Para evitar que la investigación llegara hasta el final, Morales inició una guerra política, legal y comunicacional que cruzó este extremo: lo enfrentó a la Corte Suprema de Justicia, que dictó medidas para salvaguardar la legalidad y la actividad del Cicig. Se originaron manifestaciones callejeras a favor del Cicig y de su titular, el fiscal Iván Velázquez Gómez. La opinión pública guatemalteca se polarizó alrededor de este caso. António Guterres, secretario general de la ONU, emitió una declaración ratificando el apoyo del ente multilateral al organismo investigador. Morales desconoció las medidas de la Corte Suprema de Justicia y el pasado 7 de enero rompió unilateralmente el acuerdo con la ONU y canceló la operación del Cicig. El gobierno les acusa de haberse extralimitado en sus funciones, politizado su gestión y de constituir un peligro para la gobernabilidad del país. A lo largo de un poco más de una década de actividad, la Cicig realizó investigaciones que implicaron a más de 600 personas en delitos de corrupción.

La medida tomada por el presidente Morales probablemente no cierre el capítulo. Norma Torres, congresista del Partido Demócrata, de origen guatemalteco, ha dado unas claras declaraciones al respecto: lo que está en juego es el Estado de Derecho. Jimmy Morales ha saltado por encima de la decisión de la Corte Suprema de Justicia, ha roto con un proyecto fundamental que su país mantenía con la ONU, para protegerse y proteger a su familia.
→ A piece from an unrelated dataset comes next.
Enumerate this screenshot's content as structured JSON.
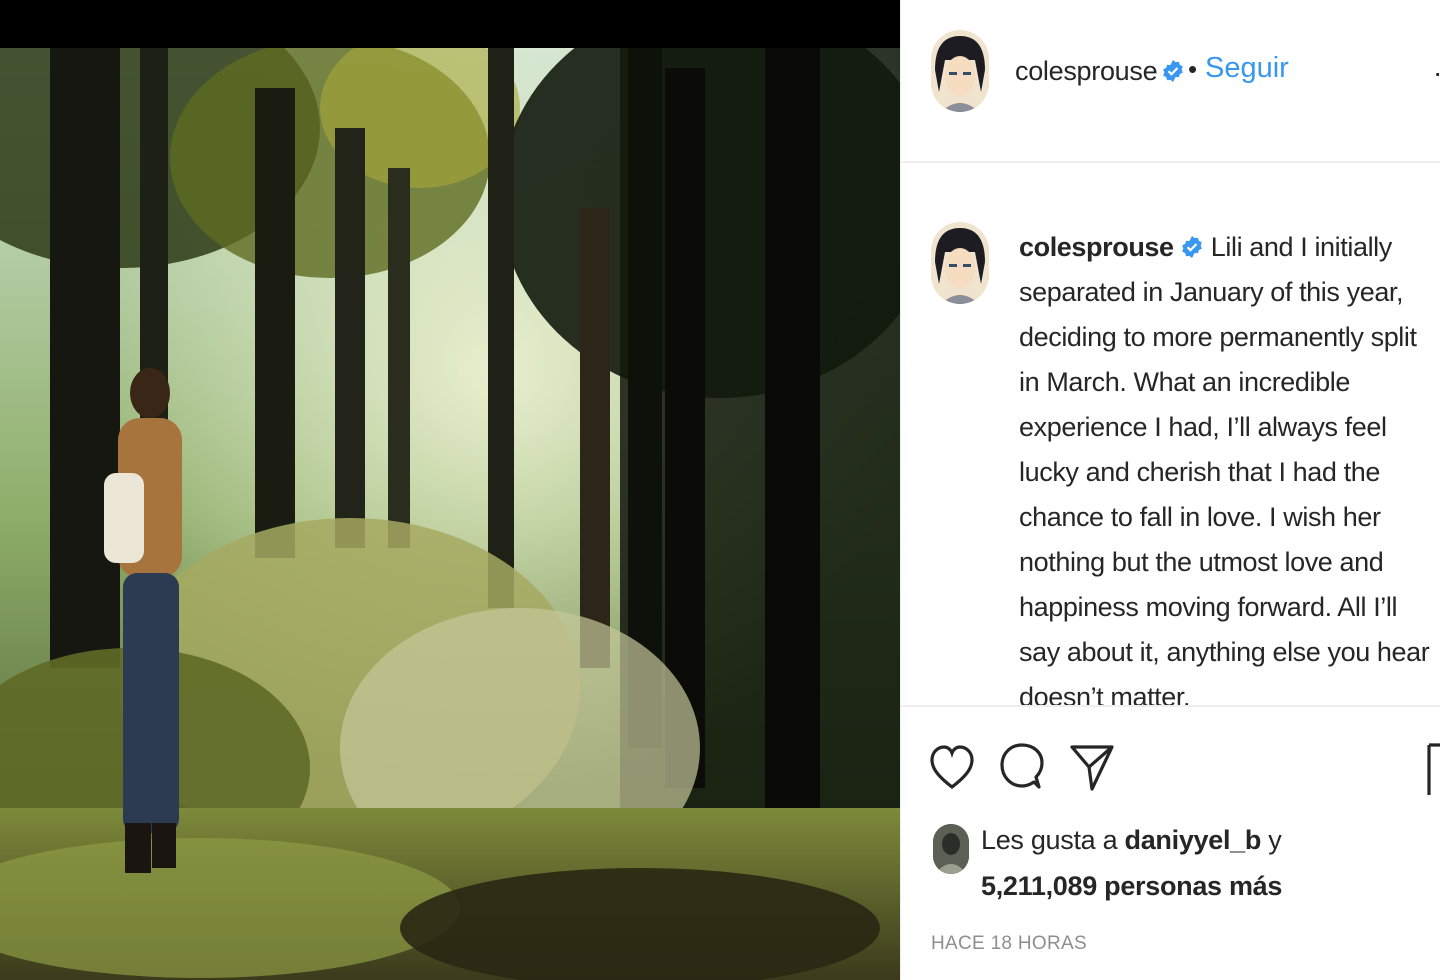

La pregunta que deriva de todo lo anterior no se refiere solo al futuro de Morales, sino muy especialmente al impacto que el caso tendrá en el futuro inmediato de Guatemala.

He leído a analistas que sostienen que la imagen de Jimmy Morales ha sido afectada frente a la mayoría de los guatemaltecos. El próximo mes de junio, cuando se realice el proceso electoral, se comprobará si el reconocimiento que las encuestas le atribuyen al Cicig afecta a Morales hasta el punto de impedirle ser reelegido. Existe una alta probabilidad de que Morales deba enfrentar la candidatura de la jurista Thelma Aldana, quien se desempeñó como fiscal general y jefa del Ministerio Público hasta mayo de 2018. Aldana, que goza de notoria popularidad como adalid anticorrupción, apareció en 2017 como una de las personas más influyentes en el mundo, según la revista Time.

Desde hace algunos años, voces calificadas vienen repitiendo que Guatemala está en camino de convertirse en un Estado fallido. En la sociedad guatemalteca hay corrientes de opinión cada vez más amplias, que guardan una argumentada desconfianza hacia las instituciones. La realidad de la corrupción, que se ha ramificado hacia los distintos poderes, los sindicatos, los tribunales, los cuerpos de seguridad y hacia los numerosos estamentos de la administración pública, dificulta el salto que el país demanda: las políticas públicas no revierten las dificultades, la ayuda internacional se reduce por la desconfianza, los inversionistas no se atreven, los ciudadanos sobreviven en un ambiente que carece de garantías, la lucha en contra de la corrupción –no me refiero con esto al Cicig– es utilizada por otros corruptos para alcanzar posiciones de poder.

Lo que Guatemala necesita, en lo fundamental, es que se rompa el paradigma de ciudadanos y sociedad versus instituciones. El sentimiento de que la economía solo provee beneficios a unos pocos y que el resto está condenado a vivir sin esperanzas, puede actuar como una bomba de relojería: hacer estallar la democracia, desatar una violencia todavía más sangrienta, alimentar el racismo, hacer todavía más difícil la convivencia. En vez de romper el pacto con la ONU y liquidar la Cicig, quizás lo conveniente sea renovar el pacto nacional en contra de la corrupción, crear un enorme programa de inversiones dirigido al alivio de la pobreza, establecer códigos para garanticen que las instituciones cumplan con su cometido. Si se evade esa urgente tarea, cualquier día Guatemala podría ser protagonista de muy malas noticias para la democracia y la libertad.